De tanto ouvir falar de bons testemunhos de superação, as pessoas já começam a olhar de forma diferente. Mas, a grande conquista é mesmo na mudança das crianças e jovens da comunidade. A representatividade muda tudo. Muda mentalidades! Cada vez mais, eles passam a conhecer pessoas de sucesso que “são como eles”. Pessoas ciganas que tiveram um percurso diferente da normalidade que é vivida. Ao verem que existem ciganos (as) licenciados ou até mesmo com um trabalho dito “normal”, passam a acreditar que eles também podem e conseguem.

Também acredito que o facto de eu como mulher testemunhar isso, tem um impacto gigante. Não existem muitas mulheres que romperam com o padrão que é incutido. Portanto, ter mulheres no comando que são pioneiras abre portas para outras mulheres terem a ousadia de arriscar. É isso que tem acontecido. Tenho sentido que portas se têm aberto na vida de muitas meninas.

Como formadora, tem sido um caminho de descoberta. Muitas das vezes os jovens ciganos não fazem a mínima ideia da sua própria história. É engraçado ver a cara deles de espanto quando descobrem algo que não sabiam sobre eles mesmos. As pessoas não ciganas acabam também por aprender bastante. Para mim, aprender é evoluir. É um passo para uma nova era.


Participou na "Working together for Roma rights" - Online conference on Roma equality, inclusion and participation in the EU. Que importância teve para si participar nesta conferência?


Envolvermo-nos com temas sobre a comunidade cigana a nível internacional é de extrema importância. Primeiro porque os problemas variam de país para país. A forma de estar e princípios dentro da comunidade Roma são diferentes consoante o país onde estão inseridos. Sendo um povo nómada, foi adaptando-se ao país onde se foi enraizando.

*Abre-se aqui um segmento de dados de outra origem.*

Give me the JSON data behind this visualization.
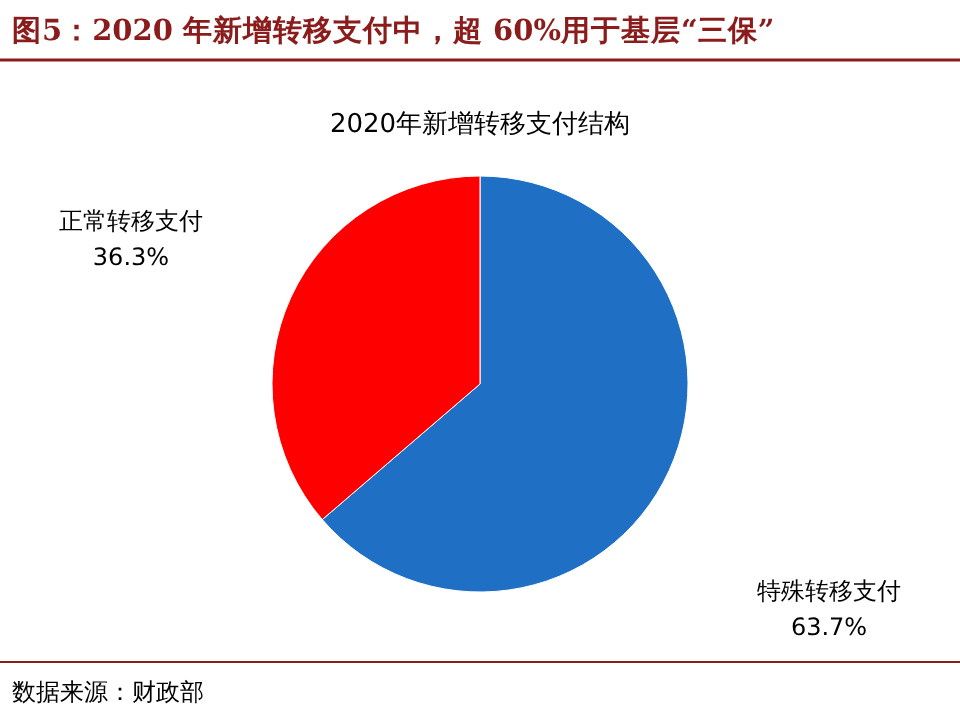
{
  "chart_data": {
    "type": "pie",
    "title": "图5：2020 年新增转移支付中，超 60%用于基层“三保”",
    "subtitle": "2020年新增转移支付结构",
    "categories": [
      "特殊转移支付",
      "正常转移支付"
    ],
    "values": [
      63.7,
      36.3
    ],
    "colors": [
      "#1f6fc5",
      "#ff0000"
    ],
    "value_labels": [
      "63.7%",
      "36.3%"
    ],
    "annotations": [
      "数据来源：财政部"
    ]
  }
}
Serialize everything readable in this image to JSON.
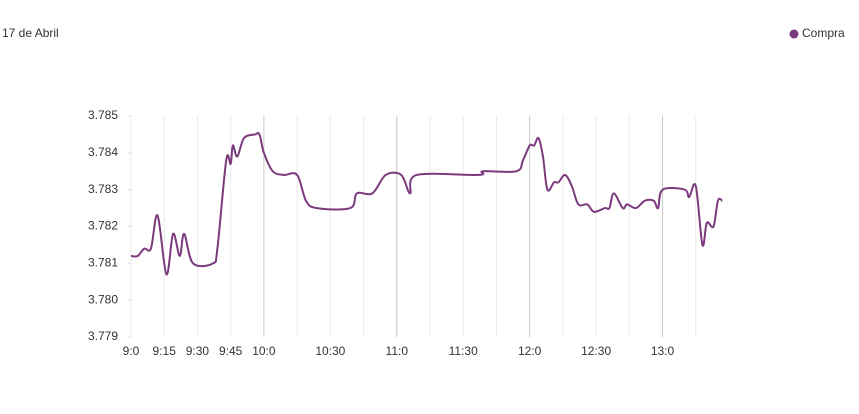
{
  "chart_data": {
    "type": "line",
    "title": "17 de Abril",
    "series": [
      {
        "name": "Compra",
        "color": "#7b3a7e",
        "x": [
          540,
          543,
          546,
          549,
          552,
          556,
          559,
          562,
          564,
          568,
          577,
          579,
          583,
          585,
          586,
          588,
          591,
          596,
          598,
          600,
          604,
          609,
          615,
          619,
          624,
          639,
          642,
          649,
          655,
          662,
          666,
          669,
          697,
          699,
          714,
          717,
          720,
          722,
          724,
          726,
          728,
          731,
          733,
          736,
          739,
          742,
          746,
          749,
          754,
          756,
          758,
          762,
          764,
          768,
          772,
          776,
          778,
          780,
          790,
          792,
          795,
          798,
          800,
          803,
          805,
          807
        ],
        "values": [
          3.7812,
          3.7812,
          3.7814,
          3.7814,
          3.7823,
          3.7807,
          3.7818,
          3.7812,
          3.7818,
          3.781,
          3.781,
          3.7814,
          3.7838,
          3.7837,
          3.7842,
          3.7839,
          3.7844,
          3.7845,
          3.7845,
          3.784,
          3.7835,
          3.7834,
          3.7834,
          3.7827,
          3.7825,
          3.7825,
          3.7829,
          3.7829,
          3.7834,
          3.7834,
          3.7829,
          3.7834,
          3.7834,
          3.7835,
          3.7835,
          3.7838,
          3.7842,
          3.7842,
          3.7844,
          3.7839,
          3.783,
          3.7832,
          3.7832,
          3.7834,
          3.7831,
          3.7826,
          3.7826,
          3.7824,
          3.7825,
          3.7825,
          3.7829,
          3.7825,
          3.7826,
          3.7825,
          3.7827,
          3.7827,
          3.7825,
          3.783,
          3.783,
          3.7828,
          3.7831,
          3.7815,
          3.7821,
          3.782,
          3.7827,
          3.7827
        ]
      }
    ],
    "xlim": [
      540,
      810
    ],
    "xticks": [
      {
        "value": 540,
        "label": "9:0"
      },
      {
        "value": 555,
        "label": "9:15"
      },
      {
        "value": 570,
        "label": "9:30"
      },
      {
        "value": 585,
        "label": "9:45"
      },
      {
        "value": 600,
        "label": "10:0"
      },
      {
        "value": 630,
        "label": "10:30"
      },
      {
        "value": 660,
        "label": "11:0"
      },
      {
        "value": 690,
        "label": "11:30"
      },
      {
        "value": 720,
        "label": "12:0"
      },
      {
        "value": 750,
        "label": "12:30"
      },
      {
        "value": 780,
        "label": "13:0"
      }
    ],
    "xminor_ticks": [
      615,
      645,
      675,
      705,
      735,
      765,
      795
    ],
    "ylim": [
      3.779,
      3.785
    ],
    "yticks": [
      3.785,
      3.784,
      3.783,
      3.782,
      3.781,
      {
        "value": 3.78,
        "label": "3.780"
      },
      3.779
    ],
    "legend": "top-right"
  }
}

Debater e expor os problemas que existem em Portugal abre horizontes para que quem vê de fora possa dar uma perspectiva diferente. E claro, é bom partilhar a boas experiências com o mundo. Além disso, foi um grande desafio porque foi tudo falado em inglês, e nem sempre é fácil.


Em que medida é possível haver integração, inclusão e igualdade na União Europeia?


Portugal ainda está muito distante nesse sentido. Mas já existe um grande progresso nos países vizinhos. Igualdade não creio que algum dia haverá. E se por acaso isso acontecer, será daqui a muitas gerações. Nem mesmo o povo afrodescendente conseguiu igualdade, mesmo estando num nível de integração superior. Muitas mulheres lutam por igualdade de direitos, e também não conseguiram isso na sua totalidade. Portanto, penso que seja um tema complexo e difícil. Integração e inclusão é possível, mas haverá sempre quem descrimine. Eu sei lidar bem com isso.

A convite do IPLeiria falou sobre o tema Racismo, onde aproveitou para falar sobre a postura dos ciganos em relação ao Racismo. O que nos pode dizer sobre a postura e a luta contra o Racismo?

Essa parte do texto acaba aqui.